UNE CONCESSION PEUT-ELLE ÊTRE MODIFIÉE SANS NOUVELLE PROCÉDURE D'ATTRIBUTION ?
Cour de justice de l'Union européenne (CJUE), 7 novembre 2024, "Adusbef", aff.C.683/22
La Cour de justice de l’Union européenne (CJUE), dans un arrêt du 7 novembre 2024, clarifie les conditions strictes pour modifier une concession sans recourir à une nouvelle procédure d’attribution. Ces précisions renforcent la sécurité juridique des contrats publics et mettent en lumière les obligations des autorités concédantes.
Quelles sont les modifications autorisées sans publicité ni mise en concurrence ?
La CJUE rappelle que seules certaines modifications spécifiques des concessions peuvent être effectuées sans nouvelle procédure de publicité et de mise en concurrence, conformément à l’article 43 de la directive relative aux concessions. Ces cas incluent notamment les circonstances imprévisibles, c’est-à-dire des situations que l’autorité concédante, même en faisant preuve de diligence, n’aurait pas pu anticiper au moment de l’attribution. Par ailleurs, des prestations supplémentaires devenues nécessaires peuvent également justifier une modification, à condition qu’elles ne changent pas substantiellement la nature du contrat initial.
Cependant, dans l’affaire de l’effondrement du pont Morandi à Gênes, la CJUE a considéré qu’un manquement contractuel du concessionnaire, tel que le non-respect de ses obligations d’entretien, ne peut être qualifié de circonstance imprévisible. En effet, une autorité concédante suffisamment prudente aurait pu prévoir dès l’origine que son cocontractant serait susceptible de commettre de telles erreurs. Dès lors, la modification de la concession dans ce contexte était illégale et ne pouvait pas être validée sur cette base.
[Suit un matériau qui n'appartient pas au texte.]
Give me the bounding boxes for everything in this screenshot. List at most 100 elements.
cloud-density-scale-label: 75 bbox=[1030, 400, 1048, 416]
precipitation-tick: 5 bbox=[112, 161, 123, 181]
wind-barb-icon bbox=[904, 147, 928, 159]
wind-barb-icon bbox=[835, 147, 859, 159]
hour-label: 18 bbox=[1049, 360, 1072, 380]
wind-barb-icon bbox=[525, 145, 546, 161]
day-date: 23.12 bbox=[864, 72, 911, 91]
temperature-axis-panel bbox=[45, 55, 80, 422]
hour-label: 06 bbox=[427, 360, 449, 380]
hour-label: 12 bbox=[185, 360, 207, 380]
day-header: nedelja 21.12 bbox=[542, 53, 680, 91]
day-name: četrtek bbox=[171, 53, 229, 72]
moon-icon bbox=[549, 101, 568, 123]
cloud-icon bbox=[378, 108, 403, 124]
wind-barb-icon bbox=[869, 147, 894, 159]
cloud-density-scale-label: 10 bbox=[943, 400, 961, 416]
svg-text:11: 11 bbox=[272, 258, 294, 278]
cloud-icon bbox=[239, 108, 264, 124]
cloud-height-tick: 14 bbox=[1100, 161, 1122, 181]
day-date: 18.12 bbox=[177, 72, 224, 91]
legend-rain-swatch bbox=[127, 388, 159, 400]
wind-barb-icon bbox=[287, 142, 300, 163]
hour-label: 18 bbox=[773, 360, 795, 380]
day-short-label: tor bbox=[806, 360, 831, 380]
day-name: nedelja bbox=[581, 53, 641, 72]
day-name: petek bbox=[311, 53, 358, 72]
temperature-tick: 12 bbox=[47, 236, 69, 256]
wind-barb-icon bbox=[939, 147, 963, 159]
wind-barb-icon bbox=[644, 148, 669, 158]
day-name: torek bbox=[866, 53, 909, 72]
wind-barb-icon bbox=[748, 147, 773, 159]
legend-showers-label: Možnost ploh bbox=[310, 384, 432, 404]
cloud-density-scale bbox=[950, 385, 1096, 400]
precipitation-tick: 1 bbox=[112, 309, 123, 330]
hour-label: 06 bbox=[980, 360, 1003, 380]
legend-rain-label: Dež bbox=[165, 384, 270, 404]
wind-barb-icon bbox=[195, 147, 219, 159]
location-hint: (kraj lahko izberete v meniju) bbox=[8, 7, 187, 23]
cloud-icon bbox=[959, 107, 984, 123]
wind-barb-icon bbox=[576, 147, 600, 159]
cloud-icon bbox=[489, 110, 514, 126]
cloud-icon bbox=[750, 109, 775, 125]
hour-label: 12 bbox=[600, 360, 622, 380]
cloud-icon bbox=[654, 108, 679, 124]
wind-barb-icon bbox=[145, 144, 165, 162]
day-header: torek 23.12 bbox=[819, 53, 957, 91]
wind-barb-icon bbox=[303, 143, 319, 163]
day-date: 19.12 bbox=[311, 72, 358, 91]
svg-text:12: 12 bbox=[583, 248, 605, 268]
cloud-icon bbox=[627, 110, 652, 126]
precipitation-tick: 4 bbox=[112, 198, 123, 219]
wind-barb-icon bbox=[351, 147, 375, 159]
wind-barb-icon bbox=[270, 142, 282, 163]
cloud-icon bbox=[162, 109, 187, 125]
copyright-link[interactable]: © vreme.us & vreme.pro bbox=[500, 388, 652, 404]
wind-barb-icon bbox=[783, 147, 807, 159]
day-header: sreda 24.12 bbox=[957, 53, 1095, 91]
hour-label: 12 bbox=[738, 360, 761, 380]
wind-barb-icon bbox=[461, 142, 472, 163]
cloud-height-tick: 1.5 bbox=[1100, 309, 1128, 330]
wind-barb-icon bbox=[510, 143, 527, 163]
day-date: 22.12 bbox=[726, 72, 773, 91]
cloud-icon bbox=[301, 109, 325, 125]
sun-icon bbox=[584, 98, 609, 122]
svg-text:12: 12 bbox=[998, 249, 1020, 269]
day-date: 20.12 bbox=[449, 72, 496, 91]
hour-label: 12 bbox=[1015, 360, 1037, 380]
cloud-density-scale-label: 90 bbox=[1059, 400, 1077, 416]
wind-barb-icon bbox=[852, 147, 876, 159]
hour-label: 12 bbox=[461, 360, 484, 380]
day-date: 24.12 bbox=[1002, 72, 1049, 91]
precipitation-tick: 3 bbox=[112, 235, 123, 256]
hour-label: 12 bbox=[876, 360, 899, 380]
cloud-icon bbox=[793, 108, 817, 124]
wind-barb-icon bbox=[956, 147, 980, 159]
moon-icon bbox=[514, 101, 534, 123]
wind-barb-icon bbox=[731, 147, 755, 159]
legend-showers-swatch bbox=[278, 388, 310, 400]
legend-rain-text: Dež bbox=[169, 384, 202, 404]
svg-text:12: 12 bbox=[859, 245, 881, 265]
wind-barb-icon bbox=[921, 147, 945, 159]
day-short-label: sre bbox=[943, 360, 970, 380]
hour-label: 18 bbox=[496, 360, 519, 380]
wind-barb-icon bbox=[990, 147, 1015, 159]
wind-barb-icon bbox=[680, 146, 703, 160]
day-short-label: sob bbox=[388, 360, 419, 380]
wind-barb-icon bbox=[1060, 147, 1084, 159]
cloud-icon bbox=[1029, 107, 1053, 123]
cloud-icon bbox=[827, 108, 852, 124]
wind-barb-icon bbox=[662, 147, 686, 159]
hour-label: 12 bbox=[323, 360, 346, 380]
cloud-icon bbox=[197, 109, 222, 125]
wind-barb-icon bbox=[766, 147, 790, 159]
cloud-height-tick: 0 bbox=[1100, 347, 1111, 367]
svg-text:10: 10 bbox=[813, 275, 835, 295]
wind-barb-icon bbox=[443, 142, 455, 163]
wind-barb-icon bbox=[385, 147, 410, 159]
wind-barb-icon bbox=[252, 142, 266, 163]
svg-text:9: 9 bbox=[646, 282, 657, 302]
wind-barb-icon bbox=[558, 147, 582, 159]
Quels sont les devoirs de l’autorité concédante lors d’une modification ?
L’autorité concédante est tenue de respecter une obligation de motivation pour toute modification apportée à une concession en cours d’exécution sans publicité ni mise en concurrence.
Cette exigence découle du principe de bonne administration, établi par le droit de l’Union européenne. Elle a pour objectif de permettre aux tiers, notamment les concurrents potentiels, de comprendre les raisons justifiant une telle modification. En outre, cette transparence permet à toute partie intéressée d’évaluer la légalité de la décision et, le cas échéant, d’introduire un recours. Une modification non motivée serait ainsi potentiellement invalide si elle était contestée devant un juge.
En revanche, la CJUE précise que l’autorité concédante n’a pas à vérifier la fiabilité du concessionnaire lors de la modification de la concession, sauf dans deux cas : lorsqu’une nouvelle procédure de publicité est engagée ou lorsqu’un nouveau concessionnaire remplace celui initialement désigné. Cette distinction reflète la séparation entre les obligations liées à l’exécution du contrat et celles relatives à son attribution initiale.
Les précisions apportées par la CJUE renforcent le cadre juridique strict entourant les modifications des concessions publiques.